Choosing R or Python

R and Python are both commonly-used languages in statistics, data science, visualization, and bioinformatics. Once you learn one, you will be able to pick up the other one relatively quickly.

However, learning programming languages is much like learning human languages: it takes time and practice. So you’ll probably want to focus on just one to start to avoid confusion.

But which one to choose? This question is the topic of many a flame war on programming websites, and you should do your own research into which one to choose. In BSPC, we use both R and Python extensively, so here are some opinions on how they are different and why you might want to choose one or the other depending on your training goals, career goals, and expectations.

Choose the language used in your environment

If your lab focuses more on Python or R, then you should learn that first. You’ll have more local resources and will be able to be more immediately productive by learning the language used by your peers. And if your lab uses Matlab, by all means learn Matlab first!

If a language is already used in your lab, start with that one.

Python is a general programming language, R is a statistical programming package

R is primarily for data analysis, visualization, and statistical programming. Python is used for those as well, and in addition it is a general-purpose language. Python is installed by default on Mac and Linux and used for various systems programming tasks. You can build a website from scratch with Python (R does have the wonderful Shiny package for building interactive websites, but such sites these are constrained to a certain kind of website).

The biggest differentiator is that Python is used in many other domains, while R tends to be focused more on biology, statistics, and visualization. Many tools provide a Python API. With Python you can control 3D animation in Blender, operate on Dropbox files interact with GitHub, control a Raspberry Pi camera, write and compose music, create games, create web apps, and much more.

The statistical methods available in R are unparalleled. Python does have some statistics, for example in the statsmodels and scipy.stats packages, but these are just playing catch-up to R.

For things like differential expression in bulk RNA-seq that use sophisticated statistical methods, the major packages for this (DESeq2, edgeR) are written in R.

If you are interested in general programming – not just bioinformatics and statistics – choose Python for its flexibility.

If you will be using sophisticated statistics, choose R.

Visualization is good in both

In R, there’s pretty much just one plotting package in town: ggplot2. ggplot2 is a fantastic plotting library for R. It is sort of its own mini-language though, so it takes some time to get used to it, but that time is well worth it.

Python has excellent plotting libraries as well: plotnine is inspired by ggplot2, though seaborn tends to be a more canonical Python package.
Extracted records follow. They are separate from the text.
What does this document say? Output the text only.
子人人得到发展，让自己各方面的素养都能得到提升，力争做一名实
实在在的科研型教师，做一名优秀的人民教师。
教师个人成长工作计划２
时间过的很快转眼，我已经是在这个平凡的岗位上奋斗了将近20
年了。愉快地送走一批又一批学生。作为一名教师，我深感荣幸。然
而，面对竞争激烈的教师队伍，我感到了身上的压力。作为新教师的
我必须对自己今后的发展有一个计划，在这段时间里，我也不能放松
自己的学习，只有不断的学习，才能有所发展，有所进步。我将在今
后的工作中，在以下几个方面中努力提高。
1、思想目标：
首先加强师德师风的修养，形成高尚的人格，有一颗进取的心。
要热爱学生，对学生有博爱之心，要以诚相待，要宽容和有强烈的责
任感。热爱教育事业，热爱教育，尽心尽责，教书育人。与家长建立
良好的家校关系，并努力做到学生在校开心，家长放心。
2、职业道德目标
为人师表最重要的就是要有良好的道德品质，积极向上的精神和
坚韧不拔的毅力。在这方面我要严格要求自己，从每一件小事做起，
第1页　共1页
Both use the powerful matplotlib package. There’s also bokeh and holoviews which are geared more towards interactive web visualization.

plotly has libraries for both R and Python.

The only differentiator I see between R and Python is for custom graphics. If you need to make non-standard figures of some kind, it tends to be easier to do that in matplotlib which gives cleaner access to the individual components of a plot (down to modifying each individual shape or line, if you need it).

Visualization is good in both Python and R, and so does not help in choosing.

Manipulating data from TSV/CSV/Excel is good in both

R has the tidyverse, a set of packages designed for data science-type work that all work together (and have their own idiosyncratic way of doing things). In particular, the dplyr package makes it easy to interact with tables of data.

Python has pandas for interacting with tables of data.

The authors of dplyr and pandas have collaborated on the feather) format, which allows for cross-communication between R and Python.

Data manipulation is good in both Python and R, and so does not help in choosing.

Bioconductor is only for R

One major reason for choosing R is the fanstastic Bioconductor repository. This is a huge collection of high-quality bioinformatics-related packages for R. There’s nothing in Python that comes close.

If you are planning to rely heavily on Bioconductor packages, you should choose R.

Snakemake is a superset of Python

snakemake is a workflow management system that helps tie together complex analyses. Snakemake is a superset of Python, so all valid Python is also valid Snakemake. Knowing Python is therefore important for writing Snakefiles.

If you plan to use Snakemake heavily, choose Python

Still can’t choose?

Another Book On Data Science teaches them both side-by-side, and this page of comparisons attempts to show operations in dplyr and pandas side-by-side.